The Chief Executive of Bromley Council earns (as of September 2010) £188,785 per year – £46,000 more than the Prime Minister – and yet I doubt he works twenty four hours, is sleep deprived or camps out on hospital floors. Where is the justice?
It is this kind of treatment, and much worse, that leads carers to take drastic measures, whether asking for their child to be taken in to care, or taking theirs and their children’s lives. Every time those stories hit the news we shake our head, say “how terrible”, and hear hollow condolences from politicians, local and national.
Now is the time to tell them that we will no longer accept the debasement of carers and their work.
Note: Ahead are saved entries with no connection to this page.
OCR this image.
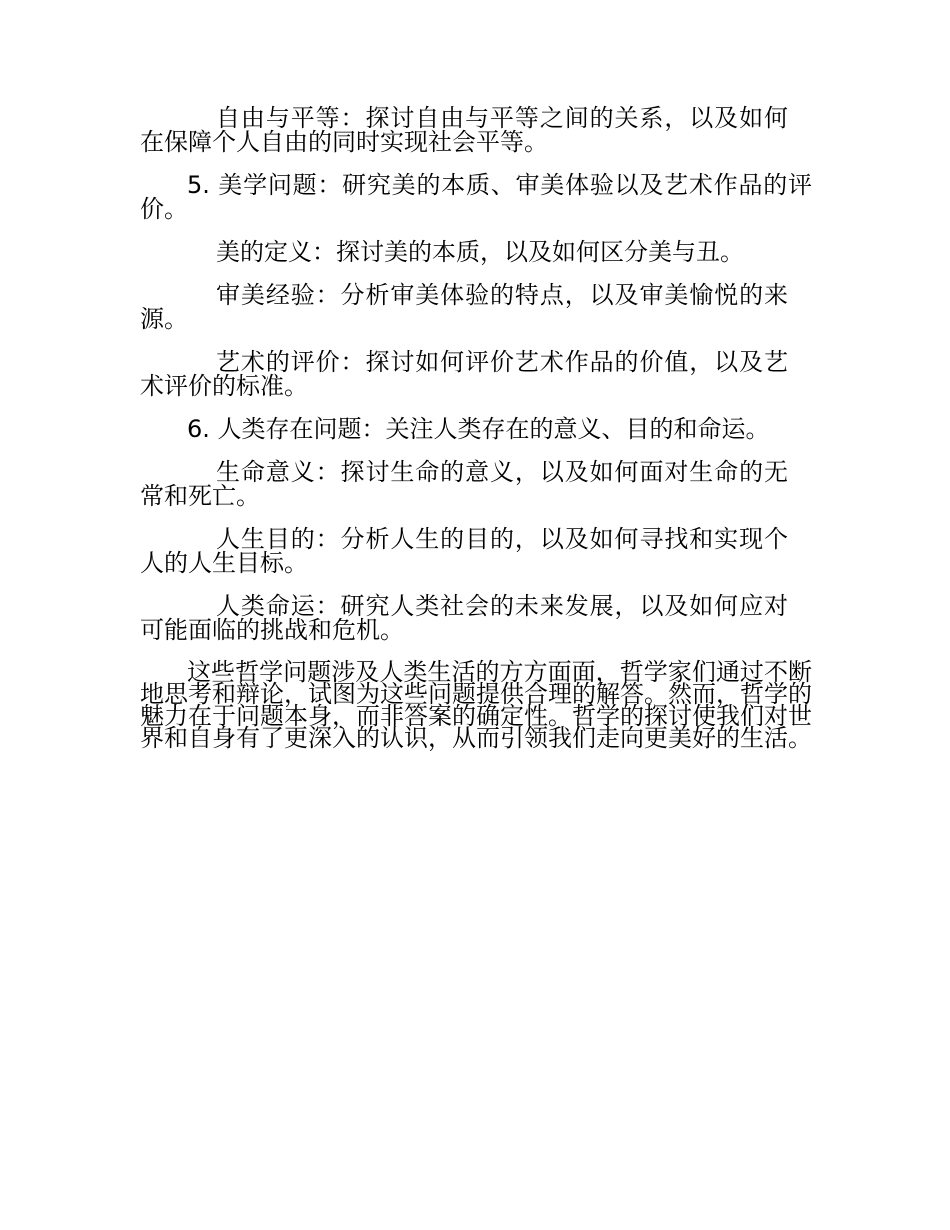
自由与平等：探讨自由与平等之间的关系，以及如何在保障个人自由的同时实现社会平等。

5. 美学问题：研究美的本质、审美体验以及艺术作品的评价。

美的定义：探讨美的本质，以及如何区分美与丑。

审美经验：分析审美体验的特点，以及审美愉悦的来源。

艺术的评价：探讨如何评价艺术作品的价值，以及艺术评价的标准。

6. 人类存在问题：关注人类存在的意义、目的和命运。

生命意义：探讨生命的意义，以及如何面对生命的无常和死亡。

人生目的：分析人生的目的，以及如何寻找和实现个人的人生目标。

人类命运：研究人类社会的未来发展，以及如何应对可能面临的挑战和危机。

这些哲学问题涉及人类生活的方方面面，哲学家们通过不断地思考和辩论，试图为这些问题提供合理的解答。然而，哲学的魅力在于问题本身，而非答案的确定性。哲学的探讨使我们对世界和自身有了更深入的认识，从而引领我们走向更美好的生活。
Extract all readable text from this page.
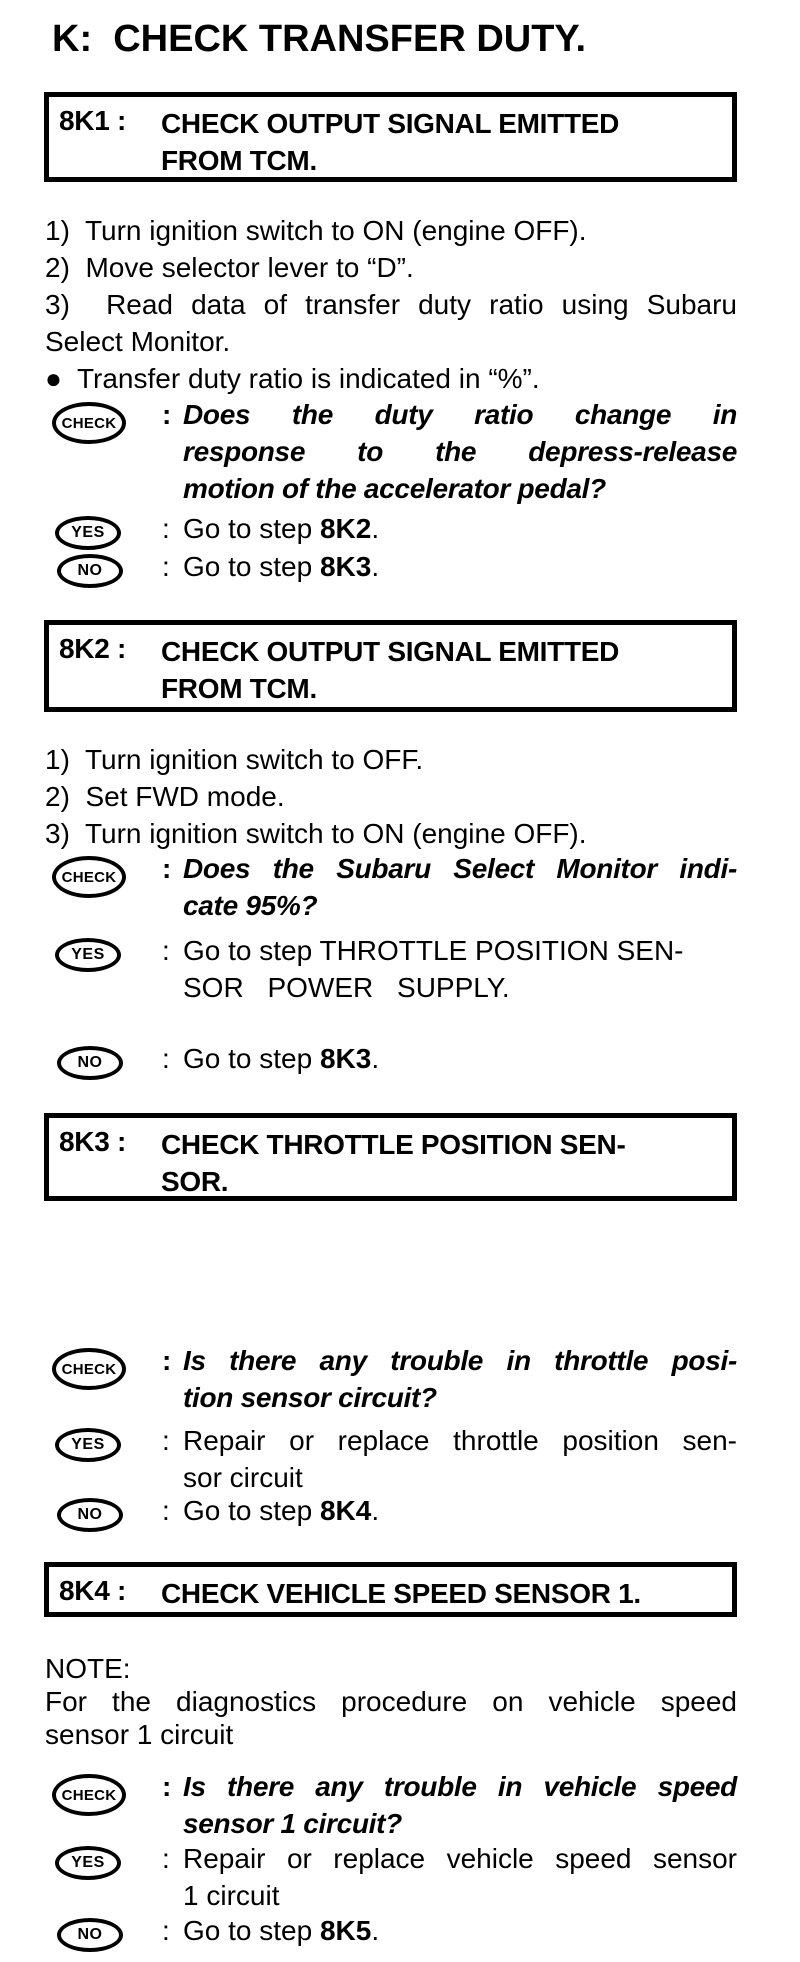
K:  CHECK TRANSFER DUTY.
8K1 :	CHECK OUTPUT SIGNAL EMITTED
FROM TCM.
1)  Turn ignition switch to ON (engine OFF).
2)  Move selector lever to “D”.
3)  Read data of transfer duty ratio using Subaru
Select Monitor.
●  Transfer duty ratio is indicated in “%”.
CHECK : Does the duty ratio change in
response to the depress-release
motion of the accelerator pedal?
YES : Go to step 8K2.
NO : Go to step 8K3.
8K2 :	CHECK OUTPUT SIGNAL EMITTED
FROM TCM.
1)  Turn ignition switch to OFF.
2)  Set FWD mode.
3)  Turn ignition switch to ON (engine OFF).
CHECK : Does the Subaru Select Monitor indi-
cate 95%?
YES : Go to step THROTTLE POSITION SEN-
SOR POWER SUPPLY.
NO : Go to step 8K3.
8K3 :	CHECK THROTTLE POSITION SEN-
SOR.
CHECK : Is there any trouble in throttle posi-
tion sensor circuit?
YES : Repair or replace throttle position sen-
sor circuit
NO : Go to step 8K4.
8K4 :	CHECK VEHICLE SPEED SENSOR 1.
NOTE:
For the diagnostics procedure on vehicle speed
sensor 1 circuit
CHECK : Is there any trouble in vehicle speed
sensor 1 circuit?
YES : Repair or replace vehicle speed sensor
1 circuit
NO : Go to step 8K5.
The government is targeting the disabled and their carers because they see us as an easy target. How wrong they are!
This is a call to arms – we must protect our rights to have care, and the rights of those who provide it. Please tell your stories, whether you are the cared for or the carer. We can stop this injustice and degradation, but only if we all work together.
Thank you for reading once again. I’m going to hug my mum, say thank you, and then we will both carry on fighting.